Cultivars grown in soil may need the help of fertilizers to survive. But in hydroponics, the plants are already receiving all the help they need and the right amount of it.Do your research and make the right measurement, and the crops will have everything they need to survive just from their water.
8. Faster Growth
Plants grown in hydroponic systems grow 30% to 50% faster than those grown in soil.Crops grow faster in hydroponic systems because they receive an ideal amount of nutrients and, if grown indoors, have less environmentally induced stress (like weather and pests).
Some species are faster than others. For example, leafy greens like lettuce and thirsty fruits like tomatoes tend to grow faster in hydroponic systems.
Challenges associated with hydroponic farming
1. Expensive to set up
Compared to a traditional garden, a hydroponics system is more expensive to acquire and build. Costs range depending upon the type and size of the system purchased, and whether or not it’s prefabricated or built with individual components to create a customized design.

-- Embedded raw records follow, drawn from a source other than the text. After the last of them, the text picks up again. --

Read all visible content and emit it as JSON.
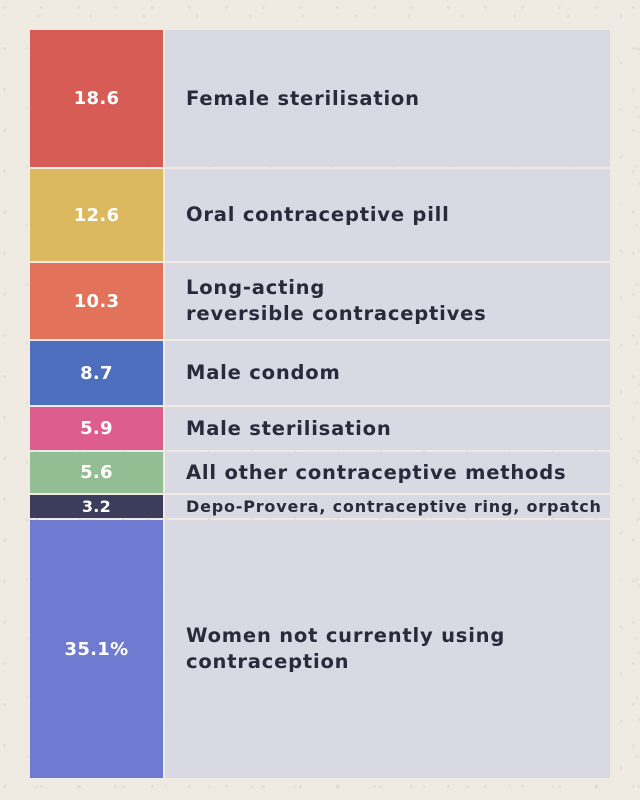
{
  "chart_data": {
    "type": "bar",
    "title": "",
    "categories": [
      "Female sterilisation",
      "Oral contraceptive pill",
      "Long-acting\nreversible contraceptives",
      "Male condom",
      "Male sterilisation",
      "All other contraceptive methods",
      "Depo-Provera, contraceptive ring, orpatch",
      "Women not currently using\ncontraception"
    ],
    "values": [
      18.6,
      12.6,
      10.3,
      8.7,
      5.9,
      5.6,
      3.2,
      35.1
    ],
    "value_labels": [
      "18.6",
      "12.6",
      "10.3",
      "8.7",
      "5.9",
      "5.6",
      "3.2",
      "35.1%"
    ],
    "colors": [
      "#d85c56",
      "#dcb95f",
      "#e27259",
      "#4d6fbd",
      "#de5d8f",
      "#93be94",
      "#3c3c5c",
      "#6e7bd0"
    ],
    "unit": "%",
    "xlabel": "",
    "ylabel": ""
  }
}
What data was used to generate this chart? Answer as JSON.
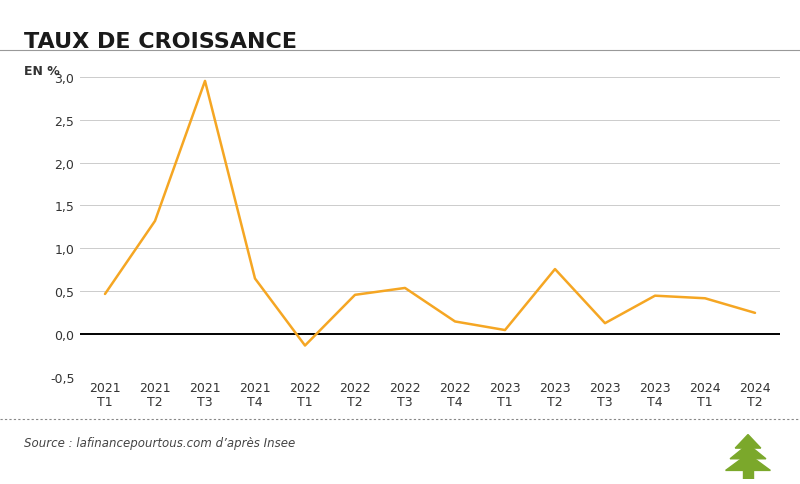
{
  "title": "TAUX DE CROISSANCE",
  "ylabel": "EN %",
  "line_color": "#F5A623",
  "background_color": "#FFFFFF",
  "grid_color": "#CCCCCC",
  "zero_line_color": "#000000",
  "source_text": "Source : lafinancepourtous.com d’après Insee",
  "x_labels": [
    "2021\nT1",
    "2021\nT2",
    "2021\nT3",
    "2021\nT4",
    "2022\nT1",
    "2022\nT2",
    "2022\nT3",
    "2022\nT4",
    "2023\nT1",
    "2023\nT2",
    "2023\nT3",
    "2023\nT4",
    "2024\nT1",
    "2024\nT2"
  ],
  "y_values": [
    0.47,
    1.32,
    2.95,
    0.65,
    -0.13,
    0.46,
    0.54,
    0.15,
    0.05,
    0.76,
    0.13,
    0.45,
    0.42,
    0.25
  ],
  "ylim": [
    -0.5,
    3.0
  ],
  "yticks": [
    -0.5,
    0.0,
    0.5,
    1.0,
    1.5,
    2.0,
    2.5,
    3.0
  ],
  "ytick_labels": [
    "-0,5",
    "0,0",
    "0,5",
    "1,0",
    "1,5",
    "2,0",
    "2,5",
    "3,0"
  ],
  "line_width": 1.8,
  "title_fontsize": 16,
  "axis_label_fontsize": 9,
  "tick_fontsize": 9,
  "source_fontsize": 8.5,
  "tree_color": "#7BA82B"
}
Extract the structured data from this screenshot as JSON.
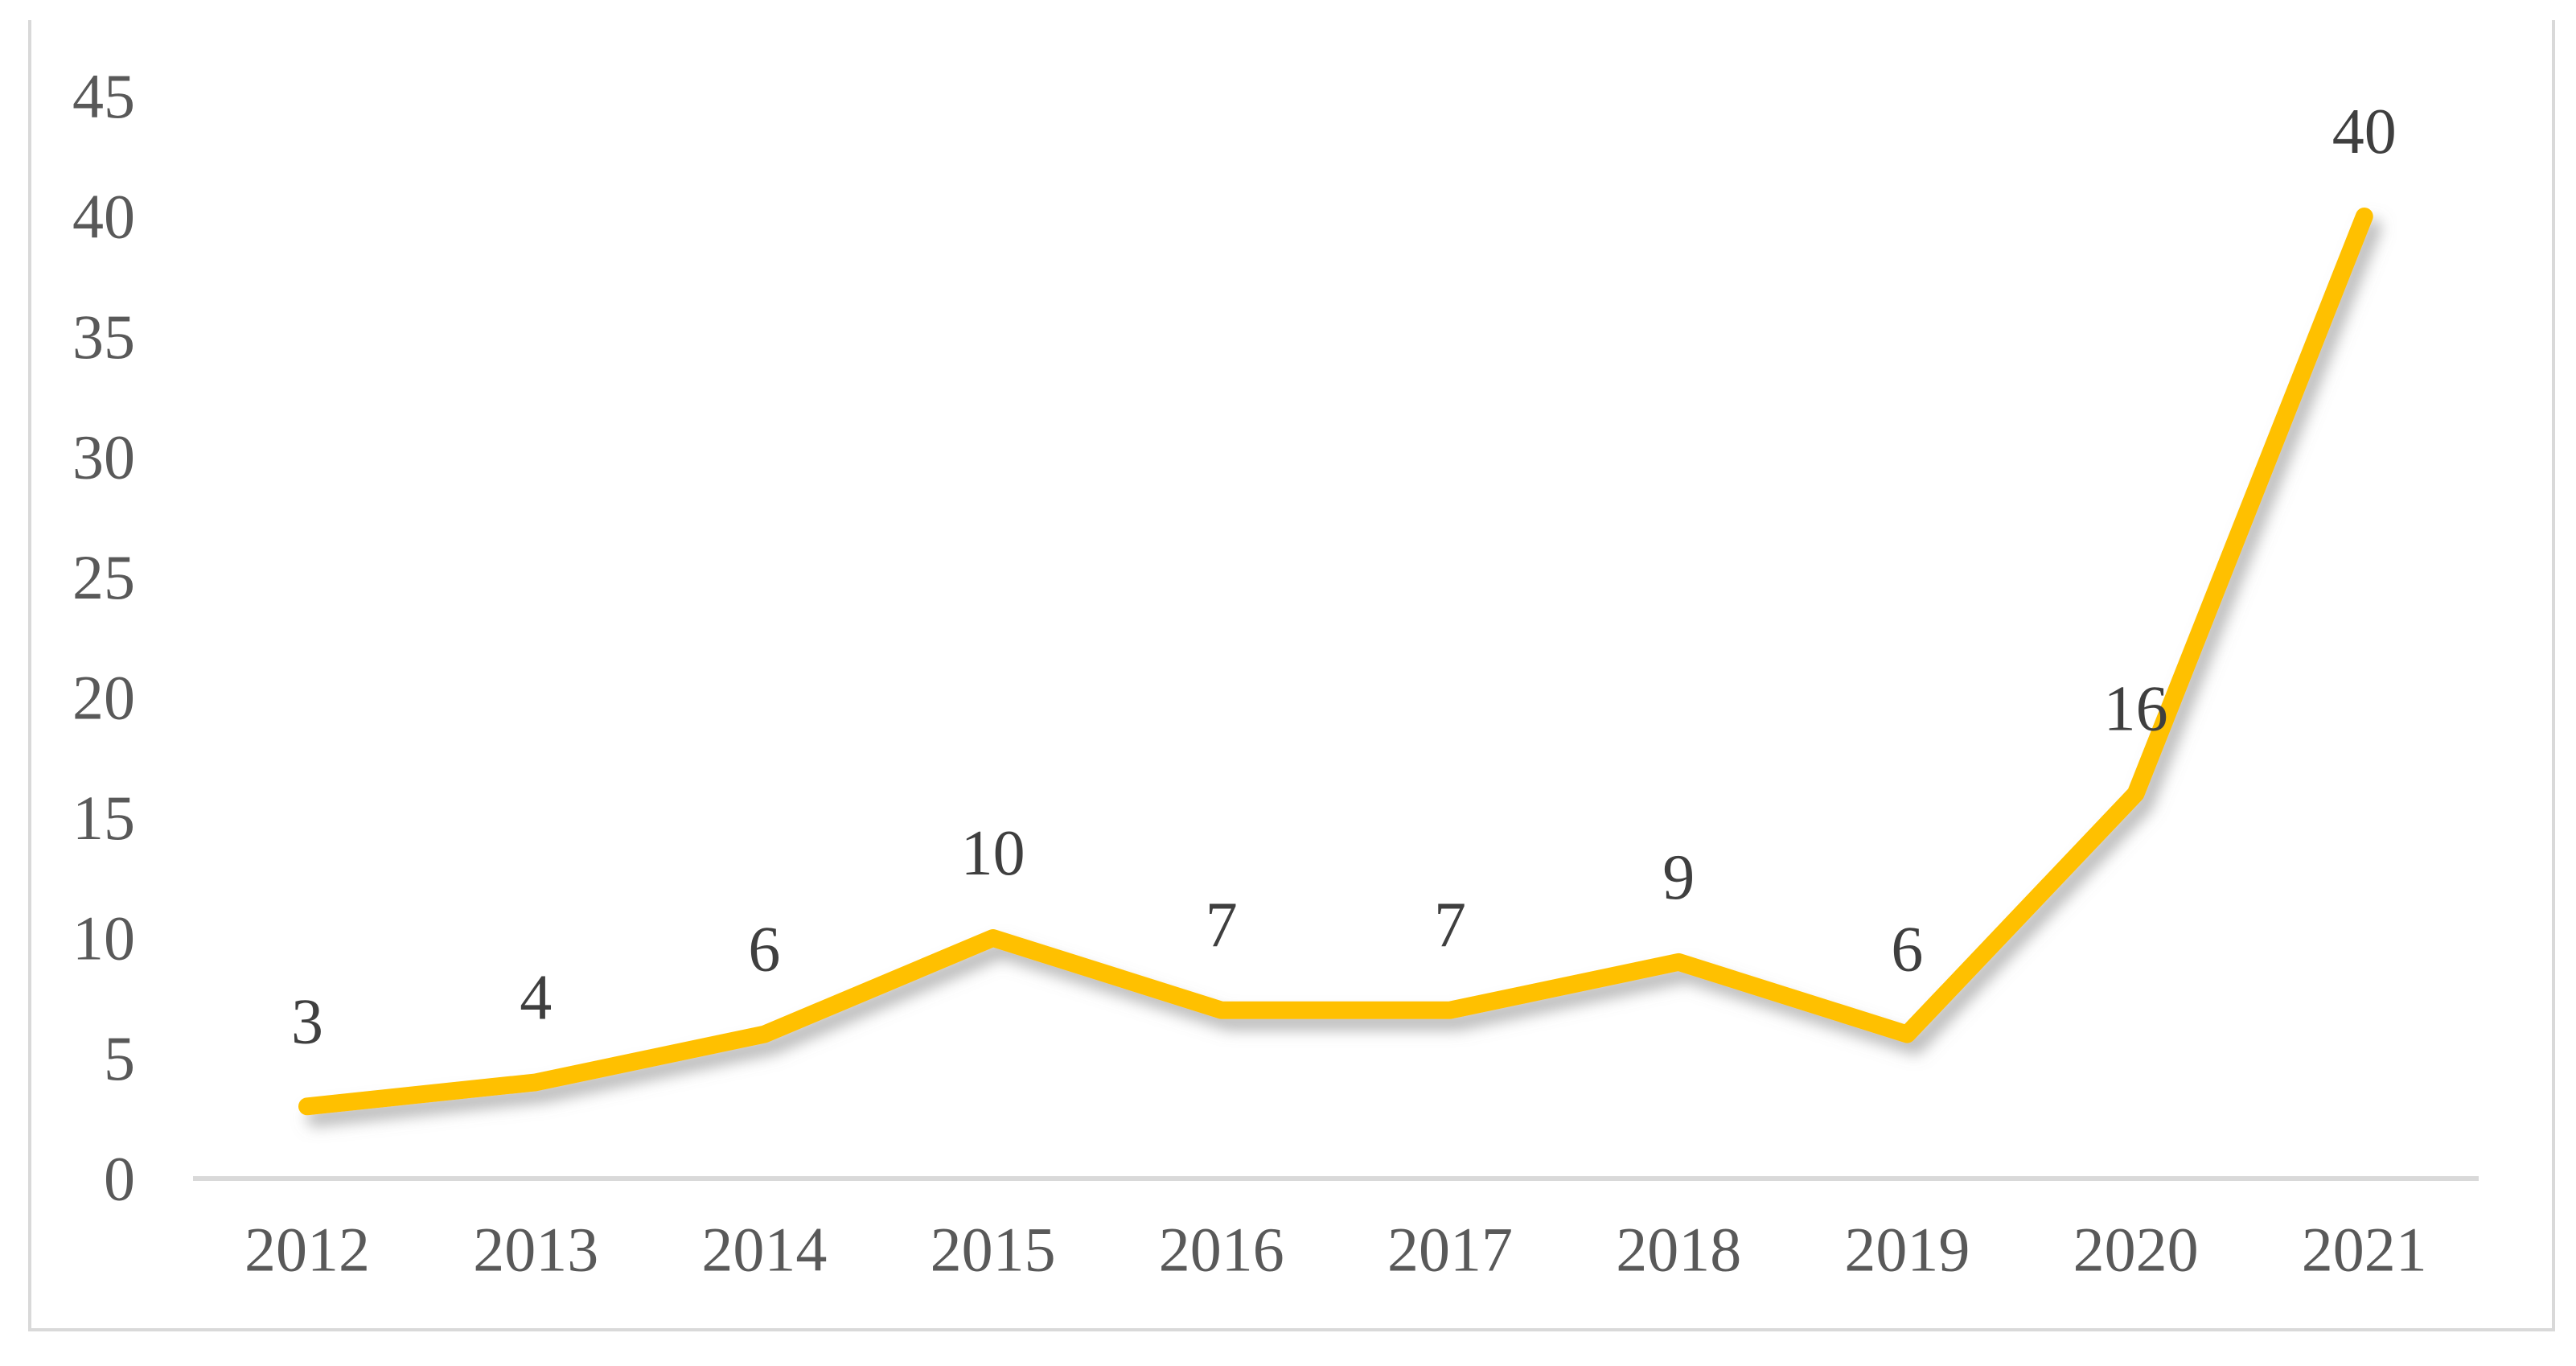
{
  "figure": {
    "background_color": "#ffffff",
    "frame_color": "#d9d9d9"
  },
  "chart_data": {
    "type": "line",
    "title": "",
    "xlabel": "",
    "ylabel": "",
    "categories": [
      "2012",
      "2013",
      "2014",
      "2015",
      "2016",
      "2017",
      "2018",
      "2019",
      "2020",
      "2021"
    ],
    "series": [
      {
        "name": "",
        "values": [
          3,
          4,
          6,
          10,
          7,
          7,
          9,
          6,
          16,
          40
        ]
      }
    ],
    "data_labels": [
      "3",
      "4",
      "6",
      "10",
      "7",
      "7",
      "9",
      "6",
      "16",
      "40"
    ],
    "data_labels_visible": true,
    "ylim": [
      0,
      45
    ],
    "ytick_step": 5,
    "ytick_labels": [
      "0",
      "5",
      "10",
      "15",
      "20",
      "25",
      "30",
      "35",
      "40",
      "45"
    ],
    "grid": false,
    "legend": "none",
    "markers": "none",
    "line_shadow": true,
    "line_color": "#FFC000",
    "shadow_color": "#808080",
    "data_label_color": "#3f3f3f",
    "tick_label_color": "#595959",
    "axis_line_color": "#d9d9d9"
  }
}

2. Vulnerable to power outage
Both passive and active hydroponics systems depend on electricity to power the different components such as grow lights, water pumps, aerators, fans, etc. Therefore, a power outage will affect the entire system. In active systems, a loss of power can be detrimental to plants if it goes unnoticed by the grower.
3. Requires constant monitoring and maintenance
Hydroponics requires a higher level of monitoring and micro-managing than growing plants traditionally. To maintain a carefully controlled growing environment, all system components need constant vigilance—lights, temperature, and many aspects of the nutrient solution such as pH and electrical conductivity. The nutrient solution also needs to be flushed and replaced regularly, and the system parts cleaned often to prevent buildup and clogging.
4. Waterborne diseases
Because hydroponically grown plants are grown in water instead of soil, waterborne diseases are considerably higher. With the water circulating continuously through the system, infections can spread quickly throughout the growing system as a whole, affecting the whole collection of plants. In extreme cases, a waterborne disease can kill all the plants in a hydroponics system within hours.
Should farmers embrace hydroponic farming
Absolutely. Hydroponics is a great way to try growing healthy plants at home without the use of soil. While it may seem counterintuitive, plants grown in hydroponics have higher yields and present a host of other advantages. Just remember to watch out for the pitfalls along the way.